Saturday, May 03, 2014

Honing Your Trading Process - Part One

We often hear of the importance of having a "trading process".  But what goes into such a process and what is it so important to be process-driven?  This two-part series will offer perspectives.

In such fields as manufacturing and health care, a process orientation is essential to quality control.  Surgeons, for example, operate under the guidelines of best practice routines to reduce complications and maximize outcomes.  Reliance upon a standard set of procedures reduces the variability of outcomes.

When Margie and I visited the Two Roads brewery in Stratford, CT, we were surprised to see how few people were involved in the brewing process.  Almost everything was computerized and automated.  This automation ensured that each step of the brewing occurred at exactly the right temperature, for exactly the right amount of time, with exactly the right amount of ingredients.  Once the brewer has the desired recipe, the key to successful production is standardization:  making the same excellent product every single time.

From a quality control vantage point, replacing subjectivity with objectivity is generally a desirable outcome.  The expert chef can get away with estimating ingredients by adding "a pinch here", but most of us are not experts.  If a machine can add the precise pinch, a potential source of error is removed.

In an activity such as trading, where emotions in the heat of battle can introduce wild elements of subjectivity, a process orientation is essential to success.  Algorithmic trading is the Two Roads version of money management, where every decision is precalculated and automated.  Yet even discretionary trading can be made rule-governed and process-guided.  An analogy would be playing poker or chess:  there are rules for making good and bad bets and good or bad moves on the board, even as there is considerable room for individual judgment.  Similarly, a football quarterback may call an audible at the line of scrimmage to take advantage of a defensive alignment, but the play called will have been pre-structured and well rehearsed.

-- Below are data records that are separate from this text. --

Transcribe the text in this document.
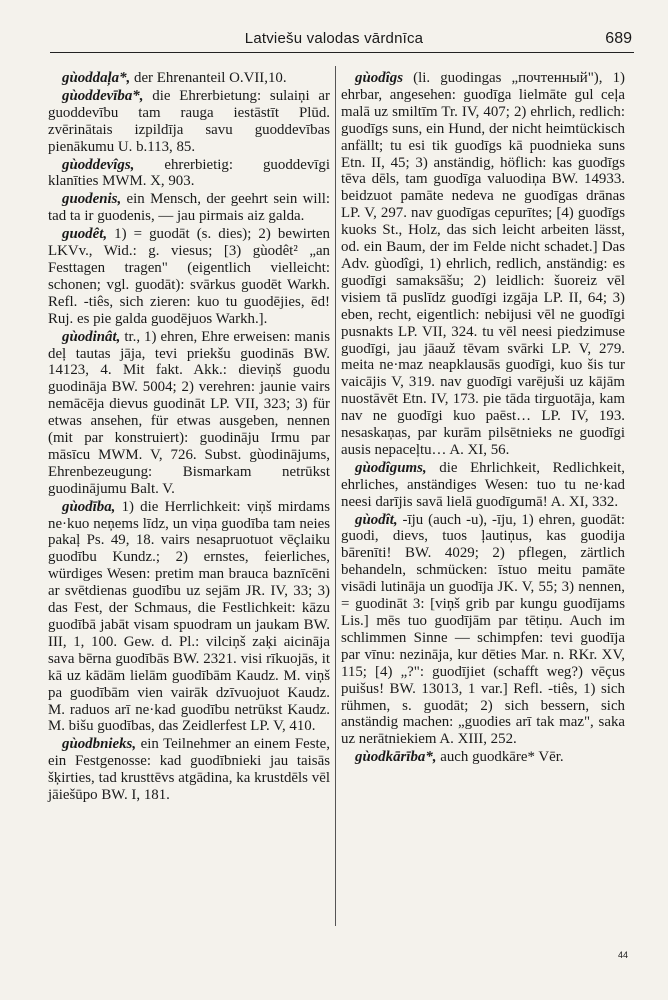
Latviešu valodas vārdnīca	689

gùoddaļa*, der Ehrenanteil O.VII,10.

gùoddevība*, die Ehrerbietung: sulaiņi ar guoddevību tam rauga iestāstīt Plūd. zvērinātais izpildīja savu guoddevības pienākumu U. b.113, 85.

gùoddevîgs, ehrerbietig: guoddevīgi klanīties MWM. X, 903.

guodenis, ein Mensch, der geehrt sein will: tad ta ir guodenis, — jau pirmais aiz galda.

guodêt, 1) = guodāt (s. dies); 2) bewirten LKVv., Wid.: g. viesus; [3) gùodêt² „an Festtagen tragen" (eigentlich vielleicht: schonen; vgl. guodāt): svārkus guodēt Warkh. Refl. -tiês, sich zieren: kuo tu guodējies, ēd! Ruj. es pie galda guodējuos Warkh.].

gùodinât, tr., 1) ehren, Ehre erweisen: manis deļ tautas jāja, tevi priekšu guodinās BW. 14123, 4. Mit fakt. Akk.: dieviņš guodu guodināja BW. 5004; 2) verehren: jaunie vairs nemācēja dievus guodināt LP. VII, 323; 3) für etwas ansehen, für etwas ausgeben, nennen (mit par konstruiert): guodināju Irmu par māsīcu MWM. V, 726. Subst. gùodinājums, Ehrenbezeugung: Bismarkam netrūkst guodinājumu Balt. V.

gùodība, 1) die Herrlichkeit: viņš mirdams ne·kuo neņems līdz, un viņa guodība tam neies pakaļ Ps. 49, 18. vairs nesapruotuot vēçlaiku guodību Kundz.; 2) ernstes, feierliches, würdiges Wesen: pretim man brauca baznīcēni ar svētdienas guodību uz sejām JR. IV, 33; 3) das Fest, der Schmaus, die Festlichkeit: kāzu guodībā jabāt visam spuodram un jaukam BW. III, 1, 100. Gew. d. Pl.: vilciņš zaķi aicināja sava bērna guodībās BW. 2321. visi rīkuojās, it kā uz kādām lielām guodībām Kaudz. M. viņš pa guodībām vien vairāk dzīvuojuot Kaudz. M. raduos arī ne·kad guodību netrūkst Kaudz. M. bišu guodības, das Zeidlerfest LP. V, 410.

gùodbnieks, ein Teilnehmer an einem Feste, ein Festgenosse: kad guodībnieki jau taisās šķirties, tad krusttēvs atgādina, ka krustdēls vēl jāiešūpo BW. I, 181.

gùodîgs (li. guodingas „почтенный"), 1) ehrbar, angesehen: guodīga lielmāte gul ceļa malā uz smiltīm Tr. IV, 407; 2) ehrlich, redlich: guodīgs suns, ein Hund, der nicht heimtückisch anfällt; tu esi tik guodīgs kā puodnieka suns Etn. II, 45; 3) anständig, höflich: kas guodīgs tēva dēls, tam guodīga valuodiņa BW. 14933. beidzuot pamāte nedeva ne guodīgas drānas LP. V, 297. nav guodīgas cepurītes; [4) guodīgs kuoks St., Holz, das sich leicht arbeiten lässt, od. ein Baum, der im Felde nicht schadet.] Das Adv. gùodîgi, 1) ehrlich, redlich, anständig: es guodīgi samaksāšu; 2) leidlich: šuoreiz vēl visiem tā puslīdz guodīgi izgāja LP. II, 64; 3) eben, recht, eigentlich: nebijusi vēl ne guodīgi pusnakts LP. VII, 324. tu vēl neesi piedzimuse guodīgi, jau jāauž tēvam svārki LP. V, 279. meita ne·maz neapklausās guodīgi, kuo šis tur vaicājis V, 319. nav guodīgi varējuši uz kājām nuostāvēt Etn. IV, 173. pie tāda tirguotāja, kam nav ne guodīgi kuo paēst… LP. IV, 193. nesaskaņas, par kurām pilsētnieks ne guodīgi ausis nepaceļtu… A. XI, 56.

gùodîgums, die Ehrlichkeit, Redlichkeit, ehrliches, anständiges Wesen: tuo tu ne·kad neesi darījis savā lielā guodīgumā! A. XI, 332.

gùodît, -īju (auch -u), -īju, 1) ehren, guodāt: guodi, dievs, tuos ļautiņus, kas guodija bārenīti! BW. 4029; 2) pflegen, zärtlich behandeln, schmücken: īstuo meitu pamāte visādi lutināja un guodīja JK. V, 55; 3) nennen, = guodināt 3: [viņš grib par kungu guodījams Lis.] mēs tuo guodījām par tētiņu. Auch im schlimmen Sinne — schimpfen: tevi guodīja par vīnu: nezināja, kur dēties Mar. n. RKr. XV, 115; [4) „?": guodījiet (schafft weg?) vēçus puišus! BW. 13013, 1 var.] Refl. -tiês, 1) sich rühmen, s. guodāt; 2) sich bessern, sich anständig machen: „guodies arī tak maz", saka uz nerātniekiem A. XIII, 252.

gùodkārība*, auch guodkāre* Vēr.

44
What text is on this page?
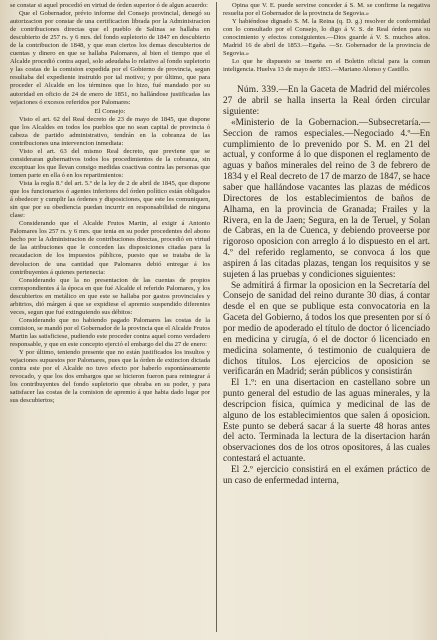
se constar si aquel procedió en virtud de órden superior ó de algun acuerdo:

Que el Gobernador, prévio informe del Consejo provincial, denegó su autorizacion por constar de una certificacion librada por la Administracion de contribuciones directas que el pueblo de Salinas se hallaba en descubierto de 257 rs. y 6 mrs. del fondo supletorio de 1847 en descubierto de la contribucion de 1848, y que eran ciertos los demas descubiertos de cuentas y dinero en que se hallaba Palomares, al bien el tiempo que el Alcalde procedió contra aquel, solo adeudaba lo relativo al fondo supletorio y las costas de la comision expedida por el Gobierno de provincia, segun resultaba del expediente instruido por tal motivo; y por último, que para proceder el Alcalde en los términos que lo hizo, fué mandado por su autoridad en oficio de 24 de enero de 1851, no hallándose justificadas las vejaciones ó excesos referidos por Palomares:

El Consejo:

Visto el art. 62 del Real decreto de 23 de mayo de 1845, que dispone que los Alcaldes en todos los pueblos que no sean capital de provincia ó cabeza de partido administrativo, tendrán en la cobranza de las contribuciones una intervencion inmediata:

Visto el art. 63 del mismo Real decreto, que previene que se consideraran gubernativos todos los procedimientos de la cobranza, sin exceptuar los que llevan consigo medidas coactivas contra las personas que tomen parte en ella ó en los repartimientos:

Vista la regla 8.ª del art. 5.º de la ley de 2 de abril de 1845, que dispone que los funcionarios ó agentes inferiores del órden político están obligados á obedecer y cumplir las órdenes y disposiciones, que este les comuniquen, sin que por su obediencia puedan incurrir en responsabilidad de ninguna clase:

Considerando que el Alcalde Frutos Martin, al exigir á Antonio Palomares los 257 rs. y 6 mrs. que tenia en su poder procedentes del abono hecho por la Administracion de contribuciones directas, procedió en virtud de las atribuciones que le conceden las disposiciones citadas para la recaudacion de los impuestos públicos, puesto que se trataba de la devolucion de una cantidad que Palomares debió entregar á los contribuyentes á quienes pertenecia:

Considerando que la no presentacion de las cuentas de propios correspondientes á la época en que fué Alcalde el referido Palomares, y los descubiertos en metálico en que este se hallaba por gastos provinciales y arbitrios, dió márgen á que se expidiese el apremio suspendido diferentes veces, segun que fué extinguiendo sus débitos:

Considerando que no habiendo pagado Palomares las costas de la comision, se mandó por el Gobernador de la provincia que el Alcalde Frutos Martin las satisficiese, pudiendo este proceder contra aquel como verdadero responsable, y que en este concepto ejerció el embargo del dia 27 de enero:

Y por último, teniendo presente que no están justificados los insultos y vejaciones supuestos por Palomares, pues que la órden de extincion dictada contra este por el Alcalde no tuvo efecto por haberlo espontáneamente revocado, y que los dos embargos que se hicieron fueron para reintegrar á los contribuyentes del fondo supletorio que obraba en su poder, y para satisfacer las costas de la comision de apremio á que habia dado lugar por sus descubiertos;

Opina que V. E. puede servirse conceder á S. M. se confirme la negativa resuelta por el Gobernador de la provincia de Segovia.»

Y habiéndose dignado S. M. la Reina (q. D. g.) resolver de conformidad con lo consultado por el Consejo, lo digo á V. S. de Real órden para su conocimiento y efectos consiguientes.—Dios guarde á V. S. muchos años. Madrid 16 de abril de 1853.—Egaña. —Sr. Gobernador de la provincia de Segovia.»

Lo que he dispuesto se inserte en el Boletin oficial para la comun inteligencia. Huelva 13 de mayo de 1853.—Mariano Alonso y Castillo.

Núm. 339.—En la Gaceta de Madrid del miércoles 27 de abril se halla inserta la Real órden circular siguiente:

«Ministerio de la Gobernacion.—Subsecretaría.—Seccion de ramos especiales.—Negociado 4.º—En cumplimiento de lo prevenido por S. M. en 21 del actual, y conforme á lo que disponen el reglamento de aguas y baños minerales del reino de 3 de febrero de 1834 y el Real decreto de 17 de marzo de 1847, se hace saber que hallándose vacantes las plazas de médicos Directores de los establecimientos de baños de Alhama, en la provincia de Granada; Frailes y la Rivera, en la de Jaen; Segura, en la de Teruel, y Solan de Cabras, en la de Cuenca, y debiendo proveerse por rigoroso oposicion con arreglo á lo dispuesto en el art. 4.º del referido reglamento, se convoca á los que aspiren á las citadas plazas, tengan los requisitos y se sujeten á las pruebas y condiciones siguientes:

Se admitirá á firmar la oposicion en la Secretaría del Consejo de sanidad del reino durante 30 dias, á contar desde el en que se publique esta convocatoria en la Gaceta del Gobierno, á todos los que presenten por sí ó por medio de apoderado el título de doctor ó licenciado en medicina y cirugía, ó el de doctor ó licenciado en medicina solamente, ó testimonio de cualquiera de dichos títulos. Los ejercicios de oposicion se verificarán en Madrid; serán públicos y consistirán

El 1.º: en una disertacion en castellano sobre un punto general del estudio de las aguas minerales, y la descripcion física, química y medicinal de las de alguno de los establecimientos que salen á oposicion. Este punto se deberá sacar á la suerte 48 horas antes del acto. Terminada la lectura de la disertacion harán observaciones dos de los otros opositores, á las cuales contestará el actuante.

El 2.º ejercicio consistirá en el exámen práctico de un caso de enfermedad interna,
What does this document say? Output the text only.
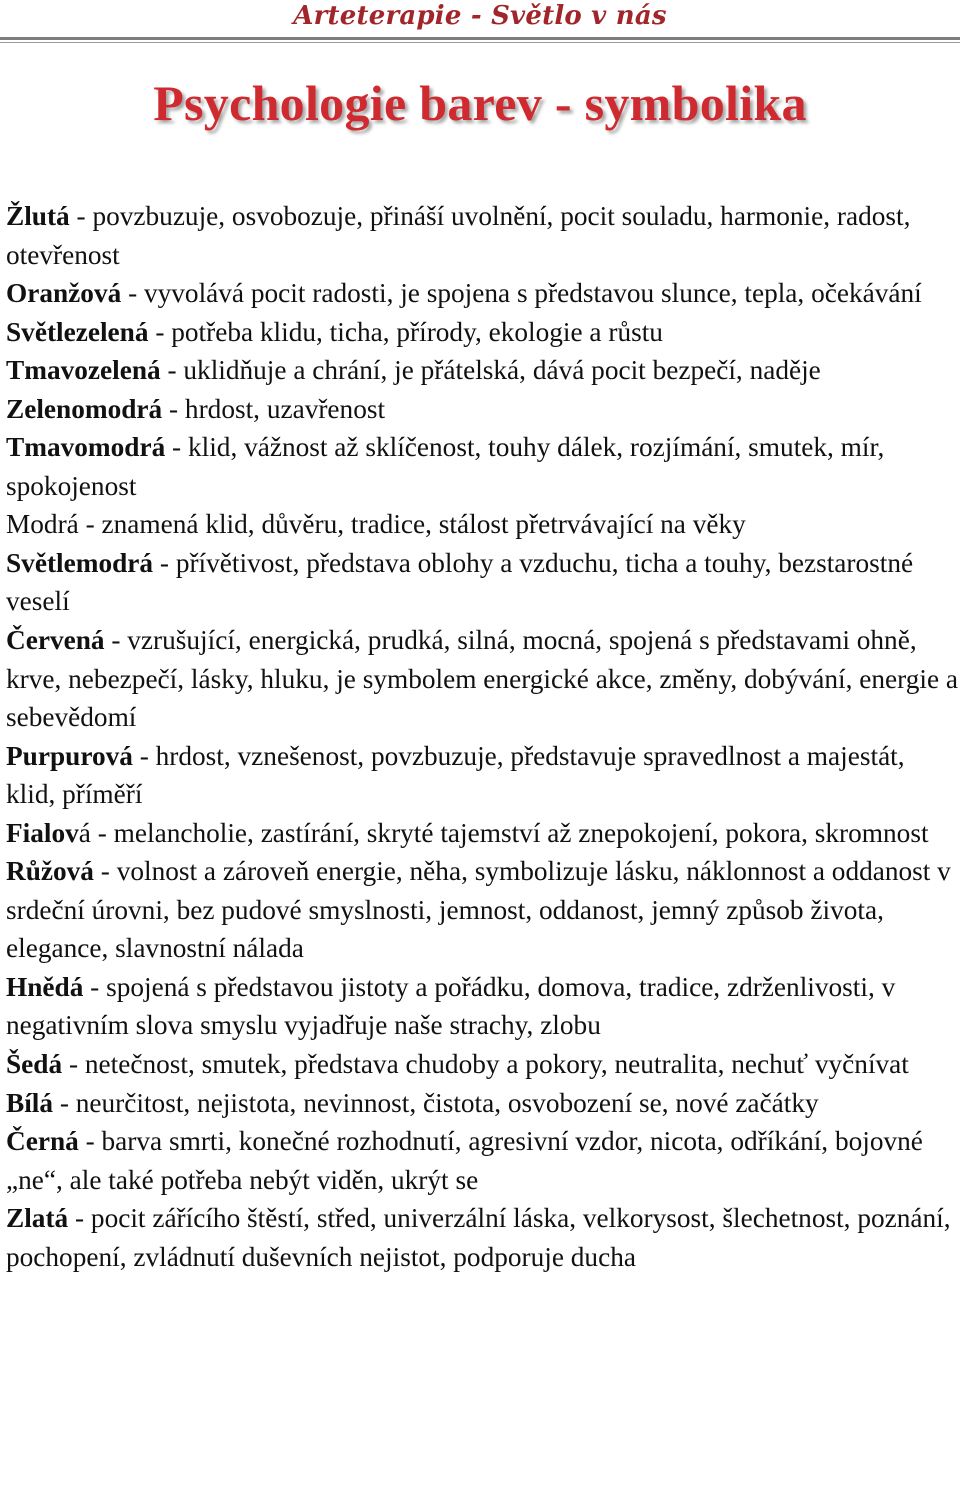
Arteterapie - Světlo v nás
Psychologie barev - symbolika

Žlutá - povzbuzuje, osvobozuje, přináší uvolnění, pocit souladu, harmonie, radost, otevřenost

Oranžová - vyvolává pocit radosti, je spojena s představou slunce, tepla, očekávání

Světlezelená - potřeba klidu, ticha, přírody, ekologie a růstu

Tmavozelená - uklidňuje a chrání, je přátelská, dává pocit bezpečí, naděje

Zelenomodrá - hrdost, uzavřenost

Tmavomodrá - klid, vážnost až sklíčenost, touhy dálek, rozjímání, smutek, mír, spokojenost

Modrá - znamená klid, důvěru, tradice, stálost přetrvávající na věky

Světlemodrá - přívětivost, představa oblohy a vzduchu, ticha a touhy, bezstarostné veselí

Červená - vzrušující, energická, prudká, silná, mocná, spojená s představami ohně, krve, nebezpečí, lásky, hluku, je symbolem energické akce, změny, dobývání, energie a sebevědomí

Purpurová - hrdost, vznešenost, povzbuzuje, představuje spravedlnost a majestát, klid, příměří

Fialová - melancholie, zastírání, skryté tajemství až znepokojení, pokora, skromnost

Růžová - volnost a zároveň energie, něha, symbolizuje lásku, náklonnost a oddanost v srdeční úrovni, bez pudové smyslnosti, jemnost, oddanost, jemný způsob života, elegance, slavnostní nálada

Hnědá - spojená s představou jistoty a pořádku, domova, tradice, zdrženlivosti, v negativním slova smyslu vyjadřuje naše strachy, zlobu

Šedá - netečnost, smutek, představa chudoby a pokory, neutralita, nechuť vyčnívat

Bílá - neurčitost, nejistota, nevinnost, čistota, osvobození se, nové začátky

Černá - barva smrti, konečné rozhodnutí, agresivní vzdor, nicota, odříkání, bojovné „ne“, ale také potřeba nebýt viděn, ukrýt se

Zlatá - pocit zářícího štěstí, střed, univerzální láska, velkorysost, šlechetnost, poznání, pochopení, zvládnutí duševních nejistot, podporuje ducha
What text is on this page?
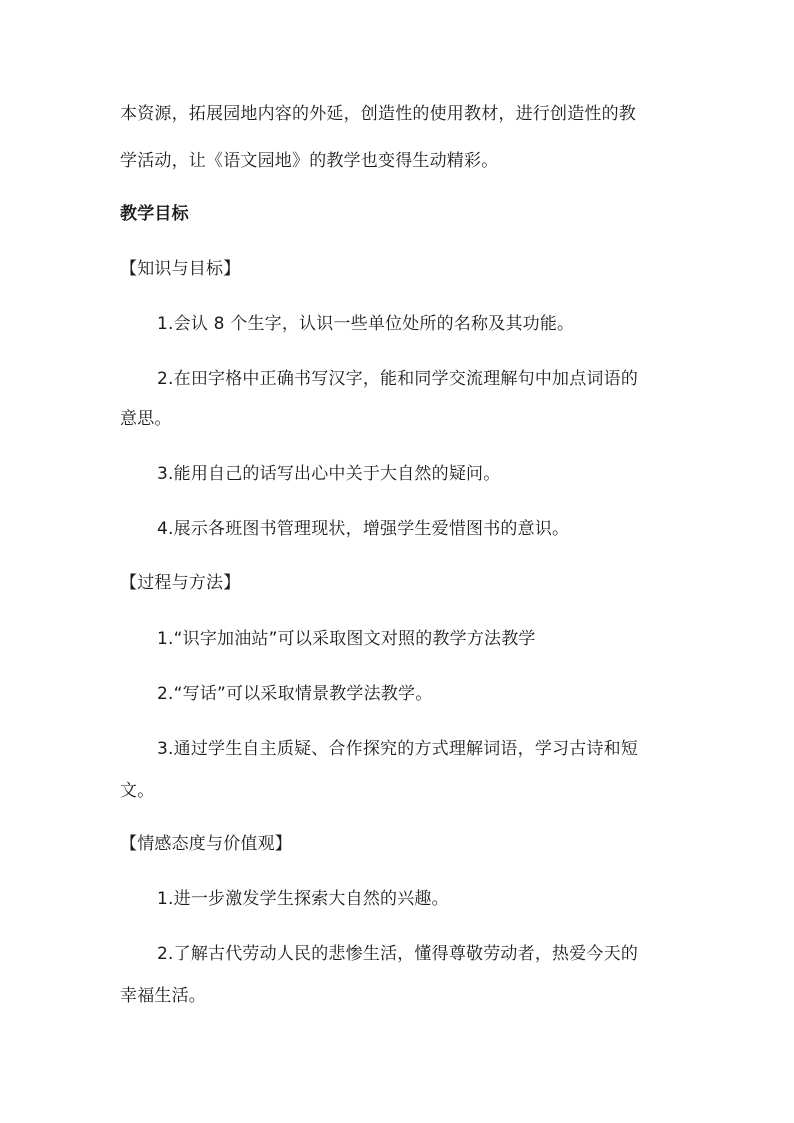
本资源，拓展园地内容的外延，创造性的使用教材，进行创造性的教
学活动，让《语文园地》的教学也变得生动精彩。
教学目标
【知识与目标】
1.会认 8 个生字，认识一些单位处所的名称及其功能。
2.在田字格中正确书写汉字，能和同学交流理解句中加点词语的
意思。
3.能用自己的话写出心中关于大自然的疑问。
4.展示各班图书管理现状，增强学生爱惜图书的意识。
【过程与方法】
1.“识字加油站”可以采取图文对照的教学方法教学
2.“写话”可以采取情景教学法教学。
3.通过学生自主质疑、合作探究的方式理解词语，学习古诗和短
文。
【情感态度与价值观】
1.进一步激发学生探索大自然的兴趣。
2.了解古代劳动人民的悲惨生活，懂得尊敬劳动者，热爱今天的
幸福生活。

The areas of trading that can typically be made more process-driven include:

1)  Research and idea generation:  Procedures for coming up with good trade ideas and investment theses;

2)  Trade expression:  How to structure the trade to achieve optimal reward to risk;

3)  Risk management:  How to bet enough on the idea to achieve a desired return on capital, but also to avoid an undesired drawdown;

4)  Trade management:  How to handle the position once it is on, including points to stop out, scale in, scale out, and take profits;

5)  Portfolio management:  How to allocate capital across trades to diversify returns and optimize equity curves;

6)  Self-management:  Procedures you implement to keep yourself in an optimal state for recognizing opportunity/threat and making decisions under time and emotional pressure.

Each of these areas can be mapped out and distilled into principles and checklists.  The checklist for an equity long/short investor will necessarily differ from that of the daytrader, but the categories will be similar.

If you are a process-driven trader, you can write a substantial essay for each one of those categories.  Indeed, if you were seeking capital for your trading, questions about each of the six categories above, along with detailed examples, would anchor an effective interview.

If your essay or interview responses would consist of a few sentences of generalizations, you know that your processes can be elaborated and tightened up.  Ultimately, your responses to the above should map to a distinctive and demonstrable edge in the marketplace. 

The goal is to figure out your best trading and then help you become as consistent as possible in enacting what you do best.  Your process should be the distilled essence and procedural expression of your greatest strengths.